Using GitLab, I’m simulating the following behavior in my QA env:

1. Commits (or merges into) to main, triggering build job to build the Docker image
2. Merges main into stable (prod)
3. Creates (manually) a tag from stable, triggering a job that retags the built image with the new tag and pushes it to AWS ECR

With my current .gitlab-ci.yml, upon commit on main, a pipeline is created containing only the build_qa job.

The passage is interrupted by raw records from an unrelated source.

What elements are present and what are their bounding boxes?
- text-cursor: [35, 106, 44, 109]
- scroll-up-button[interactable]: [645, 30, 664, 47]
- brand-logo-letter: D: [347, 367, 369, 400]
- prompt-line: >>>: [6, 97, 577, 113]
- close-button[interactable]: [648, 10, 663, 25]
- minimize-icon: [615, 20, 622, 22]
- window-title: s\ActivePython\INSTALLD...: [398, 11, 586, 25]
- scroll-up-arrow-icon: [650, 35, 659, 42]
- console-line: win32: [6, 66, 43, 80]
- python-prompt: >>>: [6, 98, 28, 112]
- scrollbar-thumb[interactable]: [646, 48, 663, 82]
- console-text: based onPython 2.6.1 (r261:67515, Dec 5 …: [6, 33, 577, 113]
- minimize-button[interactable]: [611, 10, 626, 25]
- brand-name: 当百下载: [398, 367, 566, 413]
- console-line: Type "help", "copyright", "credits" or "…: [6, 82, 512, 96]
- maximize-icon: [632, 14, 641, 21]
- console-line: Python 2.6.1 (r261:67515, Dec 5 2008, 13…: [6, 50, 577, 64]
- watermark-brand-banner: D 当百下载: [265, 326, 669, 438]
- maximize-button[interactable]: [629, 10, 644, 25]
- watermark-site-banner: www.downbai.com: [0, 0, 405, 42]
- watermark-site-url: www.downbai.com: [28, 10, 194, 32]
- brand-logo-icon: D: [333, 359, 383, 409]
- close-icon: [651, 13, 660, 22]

Upon tag creation after merge on stable, a new pipeline is created for the push_to_qa job.

The problem is: the new pipeline can’t find the artifact when I try to docker load, even though I’m using dependencies.

This is the .gitlab-ci.yml so far:

variables:
  DOCKER_REGISTRY_QA: foo
  DOCKER_REGISTRY_PROD: bar
  AWS_DEFAULT_REGION: us-east-1
  APP_NAME: test-pipeline-tags
  DOCKER_HOST: tcp://docker:2375
  DOCKER_DRIVER: overlay2
  DOCKER_TLS_CERTDIR: ""
  IMAGE_VERSION_QA: latest
  IMAGE_VERSION_PROD: latest
  IMAGE_TAG_QA: "$DOCKER_REGISTRY_QA/$APP_NAME:$IMAGE_VERSION_QA"
  IMAGE_TAG_PROD: "$DOCKER_REGISTRY_PROD/$APP_NAME:$IMAGE_VERSION_PROD"
  IMAGE_FILE_NAME: qa_latest.tar
  IMAGE_DIR: image
  IMAGE_PATH: "$CI_PROJECT_DIR/$IMAGE_DIR/$IMAGE_FILE_NAME"

stages:
  - build_qa
  - push_qa

workflow:
  rules:
    - if: $CI_COMMIT_BRANCH == "main"
    - if: $CI_MERGE_REQUEST_ID && $CI_MERGE_REQUEST_TARGET_BRANCH_NAME == "main"
    - if: $CI_COMMIT_TAG =~ /^v(0|[1-9][0-9]*).(0|[1-9][0-9]*).(0|[1-9][0-9]*)$/

build_qa:
  stage: build_qa
  image: 
    name: amazon/aws-cli
    entrypoint: [""]
  rules:
    - if: $CI_MERGE_REQUEST_TARGET_BRANCH_NAME == "main"
    - if: $CI_COMMIT_BRANCH == "main"
  services:
    - docker:dind
  before_script:
    - amazon-linux-extras install docker
    - aws --version
    - docker --version
    - export AWS_ACCESS_KEY_ID=$AWS_ACCESS_KEY_ID_QA
    - export AWS_SECRET_ACCESS_KEY=$AWS_SECRET_ACCESS_KEY_QA
    - aws ecr get-login-password --region us-east-1 | docker login --username AWS --password-stdin $DOCKER_REGISTRY_QA
  script:
    - docker build -t $IMAGE_TAG_QA .
    # tars the image and exports it to the artifact folder:
    - mkdir $IMAGE_DIR
    - docker save $IMAGE_TAG_QA > $IMAGE_PATH
  artifacts:
    expire_in: 2 hour
    paths:
      - $IMAGE_PATH

push_to_qa:
  dependencies:
    - build_qa
  stage: push_qa
  image:
    name: amazon/aws-cli
    entrypoint: [""]
  rules:
    - if: '$CI_COMMIT_TAG =~ /^v(0|[1-9][0-9]*).(0|[1-9][0-9]*).(0|[1-9][0-9]*)$/'
  services:
    - docker:dind
  before_script:
    - amazon-linux-extras install docker
    - aws --version
    - docker --version
    - export AWS_ACCESS_KEY_ID=$AWS_ACCESS_KEY_ID_QA
    - export AWS_SECRET_ACCESS_KEY=$AWS_SECRET_ACCESS_KEY_QA
    - aws ecr get-login-password --region us-east-1 | docker login --username AWS --password-stdin $DOCKER_REGISTRY_QA
  script:
    # loads image from artifact
    - docker load -i $IMAGE_PATH
    # creates a new image tag based on the created tag:
    - export NEW_IMAGE_TAG_QA="$DOCKER_REGISTRY_QA/$APP_NAME:$CI_COMMIT_TAG"
    # retags the image to the created tag:
    - docker tag $IMAGE_TAG_QA $NEW_IMAGE_TAG_QA
    - docker push $NEW_IMAGE_TAG_QA

This is the full message:

$ docker load -i $IMAGE_PATH
open /builds/path/to/proj/test-pipeline-tags/image/qa_latest.tar: no such file or directory
Cleaning up project directory and file based variables
ERROR: Job failed: command terminated with exit code 1

I was trying without the $CI_PROJECT_DIR before, and I thought that using it would be the fix but no success. The artifacts do exist and they haven’t expired.